The founder of Hunter's Heroes, Claire Hunter, recently spoke on a November Saturday morning to a group of first responders at the Burlington County Emergency Services Training Center. Claire gave a speech that she wrote not too long ago about the events that led up to and followed her husband's death in November of 2014.
Most of Claire's introduction centers around setting the scene for that fateful night that took Lt. Christopher Hunter from us. She explains that Lt. Hunter ended a 24-hour tour at 8 am the morning of November 14. She tells of what he did that day for her, their children, and their dog. Claire then goes into what happened that night.
One of the most important parts of Claire's speech centers around being prepared.

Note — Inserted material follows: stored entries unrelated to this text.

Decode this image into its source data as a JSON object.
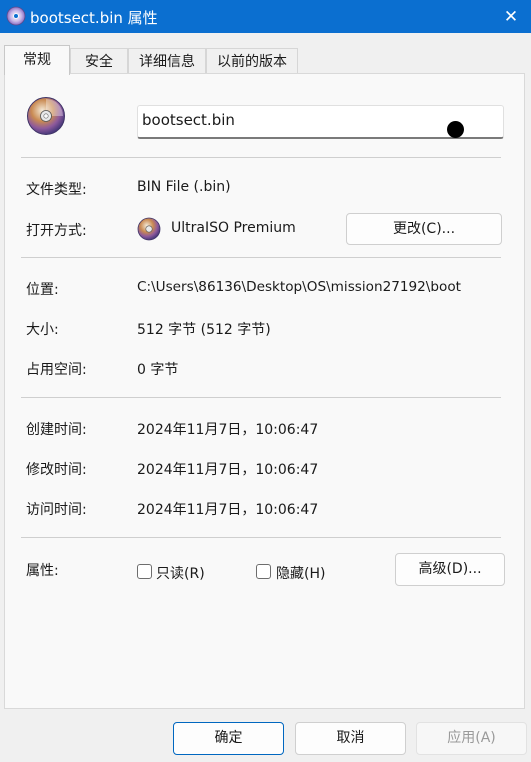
{
  "window": {
    "title": "bootsect.bin 属性",
    "close_glyph": "✕"
  },
  "tabs": [
    {
      "label": "常规",
      "active": true
    },
    {
      "label": "安全",
      "active": false
    },
    {
      "label": "详细信息",
      "active": false
    },
    {
      "label": "以前的版本",
      "active": false
    }
  ],
  "general": {
    "file_name": "bootsect.bin",
    "file_type_label": "文件类型:",
    "file_type_value": "BIN File (.bin)",
    "open_with_label": "打开方式:",
    "open_with_value": "UltraISO Premium",
    "change_button": "更改(C)...",
    "location_label": "位置:",
    "location_value": "C:\\Users\\86136\\Desktop\\OS\\mission27192\\boot",
    "size_label": "大小:",
    "size_value": "512 字节 (512 字节)",
    "size_on_disk_label": "占用空间:",
    "size_on_disk_value": "0 字节",
    "created_label": "创建时间:",
    "created_value": "2024年11月7日，10:06:47",
    "modified_label": "修改时间:",
    "modified_value": "2024年11月7日，10:06:47",
    "accessed_label": "访问时间:",
    "accessed_value": "2024年11月7日，10:06:47",
    "attributes_label": "属性:",
    "readonly_label": "只读(R)",
    "hidden_label": "隐藏(H)",
    "readonly_checked": false,
    "hidden_checked": false,
    "advanced_button": "高级(D)..."
  },
  "footer": {
    "ok_button": "确定",
    "cancel_button": "取消",
    "apply_button": "应用(A)"
  },
  "colors": {
    "titlebar": "#0b6fd0",
    "accent": "#0067c0"
  },
  "icons": [
    "disc-icon",
    "ultraiso-icon",
    "close-icon"
  ]
}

Even though it is not first on the list, its importance is quite high. All firefighters, whether single, married, or married with children, should always be prepared for what the job might throw their way even when off-duty. We are going to provide you with an excerpt from Claire's speech regarding preparation.
Financial Security: Thinking of what to do now is so important, but what's even more important is what do I do when the kids are older and social security runs out for us all? I have not worked in years now as it is. Imagine 13 years from now. Could I get a job if I needed to? Being on Social Security does not mean you can go and work. You can’t make any more than $15,000 a year. Any more than that your social security gets reduced. I had to have a plan.
Life Insurance: Go get it! Do it for your kids. Now that I am a single parent, I had to have that talk again with an agent and be prepared if anything was to ever happen to me. I have 2 children that would survive me and my husband. They needed me to look out for them even when I’m not here, just like Chris did for us.